Young and stupid, still stupid but less young. Wise beyond one’s years? Not quite, but perhaps wise enough to admit when one has made a mistake and that said mistake has been weighing on a loving heart for quite some time. Now that, that would be bravery, at least in the eyes of those who had loved and lost all at once.
"In my regret, I also need to thank you," he continued, for there was not only hurt that needed to be shared between them. No, there was gratitude, too. Lives lived apart that had somehow managed to co-exist up until the point where that red thread between the two of them once more tethered them back together. "Thank you because you took me back in when you didn't have to, and I say this because you didn't have to. That night, that now feels like yesterday, was just any other night that you could've walked through the tavern and away from me, but you didn't and I don't think you understand how that changed everything. Somehow you always pick up the pieces I leave around me, and even when you didn't have to, you still did. Not only that, but you... you did it as if nothing had happened, and I know far too well where I would've been without your kindness in that moment, in all moments."

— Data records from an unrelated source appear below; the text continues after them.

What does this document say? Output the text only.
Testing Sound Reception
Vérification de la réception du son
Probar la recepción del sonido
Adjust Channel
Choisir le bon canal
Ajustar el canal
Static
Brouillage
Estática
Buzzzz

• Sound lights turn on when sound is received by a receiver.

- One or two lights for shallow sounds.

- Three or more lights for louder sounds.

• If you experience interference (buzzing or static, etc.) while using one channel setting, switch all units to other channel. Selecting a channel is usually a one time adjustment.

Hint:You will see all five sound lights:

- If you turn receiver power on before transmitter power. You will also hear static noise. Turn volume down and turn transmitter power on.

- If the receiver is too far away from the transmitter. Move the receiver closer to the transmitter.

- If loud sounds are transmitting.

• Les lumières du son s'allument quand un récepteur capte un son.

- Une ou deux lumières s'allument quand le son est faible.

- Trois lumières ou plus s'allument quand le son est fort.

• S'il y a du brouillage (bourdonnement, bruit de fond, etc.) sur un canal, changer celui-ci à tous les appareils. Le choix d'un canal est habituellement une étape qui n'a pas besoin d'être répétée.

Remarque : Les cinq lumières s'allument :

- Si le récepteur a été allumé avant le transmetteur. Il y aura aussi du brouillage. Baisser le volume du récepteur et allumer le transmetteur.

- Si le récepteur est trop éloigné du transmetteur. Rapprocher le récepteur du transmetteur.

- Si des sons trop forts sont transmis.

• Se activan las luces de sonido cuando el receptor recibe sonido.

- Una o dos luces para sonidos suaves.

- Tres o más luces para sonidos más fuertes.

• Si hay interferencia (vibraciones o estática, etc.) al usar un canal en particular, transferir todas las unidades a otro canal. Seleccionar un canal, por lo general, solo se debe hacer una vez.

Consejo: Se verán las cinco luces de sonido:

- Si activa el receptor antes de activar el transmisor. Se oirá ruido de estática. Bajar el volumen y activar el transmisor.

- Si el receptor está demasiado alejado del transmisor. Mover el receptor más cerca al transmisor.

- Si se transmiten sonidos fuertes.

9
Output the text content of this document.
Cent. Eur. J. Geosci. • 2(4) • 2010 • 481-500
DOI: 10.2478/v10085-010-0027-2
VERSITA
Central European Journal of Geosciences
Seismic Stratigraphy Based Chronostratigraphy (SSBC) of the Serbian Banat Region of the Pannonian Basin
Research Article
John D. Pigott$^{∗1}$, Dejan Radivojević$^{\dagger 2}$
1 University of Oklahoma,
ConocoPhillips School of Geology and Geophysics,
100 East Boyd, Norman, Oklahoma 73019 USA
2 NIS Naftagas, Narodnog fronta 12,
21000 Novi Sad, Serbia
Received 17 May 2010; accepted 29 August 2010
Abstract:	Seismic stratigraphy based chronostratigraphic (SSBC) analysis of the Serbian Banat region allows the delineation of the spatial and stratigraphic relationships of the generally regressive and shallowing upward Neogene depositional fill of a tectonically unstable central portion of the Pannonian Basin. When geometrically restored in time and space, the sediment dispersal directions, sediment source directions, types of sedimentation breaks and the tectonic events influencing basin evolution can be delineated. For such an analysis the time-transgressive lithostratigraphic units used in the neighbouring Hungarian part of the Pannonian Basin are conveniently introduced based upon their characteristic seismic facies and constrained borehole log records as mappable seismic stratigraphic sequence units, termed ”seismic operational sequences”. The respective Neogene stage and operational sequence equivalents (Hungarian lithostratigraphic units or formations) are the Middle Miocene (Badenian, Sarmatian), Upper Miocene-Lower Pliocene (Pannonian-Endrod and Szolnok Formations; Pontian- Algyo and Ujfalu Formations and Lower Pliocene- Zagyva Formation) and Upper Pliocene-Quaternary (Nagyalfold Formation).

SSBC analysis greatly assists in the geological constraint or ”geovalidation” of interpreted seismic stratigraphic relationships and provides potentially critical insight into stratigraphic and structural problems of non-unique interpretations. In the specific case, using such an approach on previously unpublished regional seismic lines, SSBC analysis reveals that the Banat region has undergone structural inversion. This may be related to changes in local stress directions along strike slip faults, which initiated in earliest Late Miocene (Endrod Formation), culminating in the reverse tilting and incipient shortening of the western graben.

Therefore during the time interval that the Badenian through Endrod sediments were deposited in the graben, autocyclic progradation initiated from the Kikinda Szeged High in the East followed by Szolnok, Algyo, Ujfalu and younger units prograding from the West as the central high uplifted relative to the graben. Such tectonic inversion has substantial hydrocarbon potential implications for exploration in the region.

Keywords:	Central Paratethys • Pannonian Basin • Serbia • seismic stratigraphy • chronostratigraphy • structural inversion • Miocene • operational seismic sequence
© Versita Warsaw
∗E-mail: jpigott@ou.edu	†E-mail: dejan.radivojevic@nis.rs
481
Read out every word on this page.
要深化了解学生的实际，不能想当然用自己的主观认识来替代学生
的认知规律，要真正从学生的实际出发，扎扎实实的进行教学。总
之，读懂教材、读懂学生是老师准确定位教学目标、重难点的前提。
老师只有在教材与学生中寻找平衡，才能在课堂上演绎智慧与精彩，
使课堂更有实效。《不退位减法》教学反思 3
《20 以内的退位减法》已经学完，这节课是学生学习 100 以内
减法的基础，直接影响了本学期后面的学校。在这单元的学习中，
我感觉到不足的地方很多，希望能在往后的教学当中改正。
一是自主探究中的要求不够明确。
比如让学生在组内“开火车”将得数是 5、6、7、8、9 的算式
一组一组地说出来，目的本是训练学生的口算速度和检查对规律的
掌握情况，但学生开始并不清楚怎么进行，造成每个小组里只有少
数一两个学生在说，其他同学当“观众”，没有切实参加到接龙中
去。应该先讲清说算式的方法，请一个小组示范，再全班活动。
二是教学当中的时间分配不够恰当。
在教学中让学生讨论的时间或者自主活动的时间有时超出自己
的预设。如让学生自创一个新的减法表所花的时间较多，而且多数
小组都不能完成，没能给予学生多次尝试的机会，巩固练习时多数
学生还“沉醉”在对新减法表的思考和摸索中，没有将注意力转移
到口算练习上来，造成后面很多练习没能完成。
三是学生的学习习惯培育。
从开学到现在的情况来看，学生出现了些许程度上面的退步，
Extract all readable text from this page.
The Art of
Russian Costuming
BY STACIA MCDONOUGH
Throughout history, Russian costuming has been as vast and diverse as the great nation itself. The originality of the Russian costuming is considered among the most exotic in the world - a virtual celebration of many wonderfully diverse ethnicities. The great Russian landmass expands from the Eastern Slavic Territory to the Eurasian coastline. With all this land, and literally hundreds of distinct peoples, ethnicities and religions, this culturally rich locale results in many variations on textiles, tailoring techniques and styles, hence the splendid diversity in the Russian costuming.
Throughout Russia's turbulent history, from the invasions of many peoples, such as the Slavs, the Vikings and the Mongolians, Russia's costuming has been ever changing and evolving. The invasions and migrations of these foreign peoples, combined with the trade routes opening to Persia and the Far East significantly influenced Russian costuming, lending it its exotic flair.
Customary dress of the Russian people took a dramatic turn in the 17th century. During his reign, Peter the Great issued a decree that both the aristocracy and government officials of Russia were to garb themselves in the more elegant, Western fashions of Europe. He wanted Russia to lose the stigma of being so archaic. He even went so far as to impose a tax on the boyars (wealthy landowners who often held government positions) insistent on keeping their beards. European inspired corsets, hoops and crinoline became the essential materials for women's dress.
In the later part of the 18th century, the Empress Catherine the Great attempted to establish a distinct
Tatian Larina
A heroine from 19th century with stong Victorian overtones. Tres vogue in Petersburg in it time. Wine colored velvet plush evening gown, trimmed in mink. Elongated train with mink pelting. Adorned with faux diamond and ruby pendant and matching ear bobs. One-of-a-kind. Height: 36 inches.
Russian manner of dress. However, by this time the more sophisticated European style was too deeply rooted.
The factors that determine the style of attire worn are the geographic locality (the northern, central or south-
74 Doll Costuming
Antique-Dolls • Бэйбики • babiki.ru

They bickered, they argued, they slowly learned to understand one another again. One preferred their tea like that, and the other remembered, wheres the other preferred their coffee like that, and the other remembered. Like this, they had taken turns in closing in one another, slowly orbiting back around one another as they had once done. Not quite sun and moon, no, not chasing one another, but the sun against leaves and the running river across rocks. Blending into one another, never complete without the other. Where would an insect rest without its leaf, and where would the river run calmer without its rocks holding its currents back? They weren't perfect, they weren't calm but they were themselves for each other, and that sort of dedication didn't come cheap. Sometimes, it came with a price too great to pay.
“I can leave this world with many regrets in my heart, but not that one,” he’d let out a half-hearted chuckle, short-lived but present enough to crack a fickle smile behind those blond locks. “How unromantic. Leave it to me to admit that I was wrong in a moment of potential disaster whereas most lovers would proclaim their love…”
Wet eyes blinked slowly, eventually braving themselves to gaze to Al-Haitham with a torn smile, nowhere near interested in wiping the tears that had come around; “... I suppose that’s our kind of love though, right? Admitting when we are wrong, and swallowing our pride… even if it takes some sort of calamity to get us there.”
It was pathetic, but it was them.
“Next time the world is about to collapse and require us on the front,” he’d smile, a little warmer this time, lifting the scribe’s hand to press a gentle kiss against his knuckles and then wrist, the latter a little firmer than the first. “I will try to make our potential final moments more romantic, if you’ll let me.”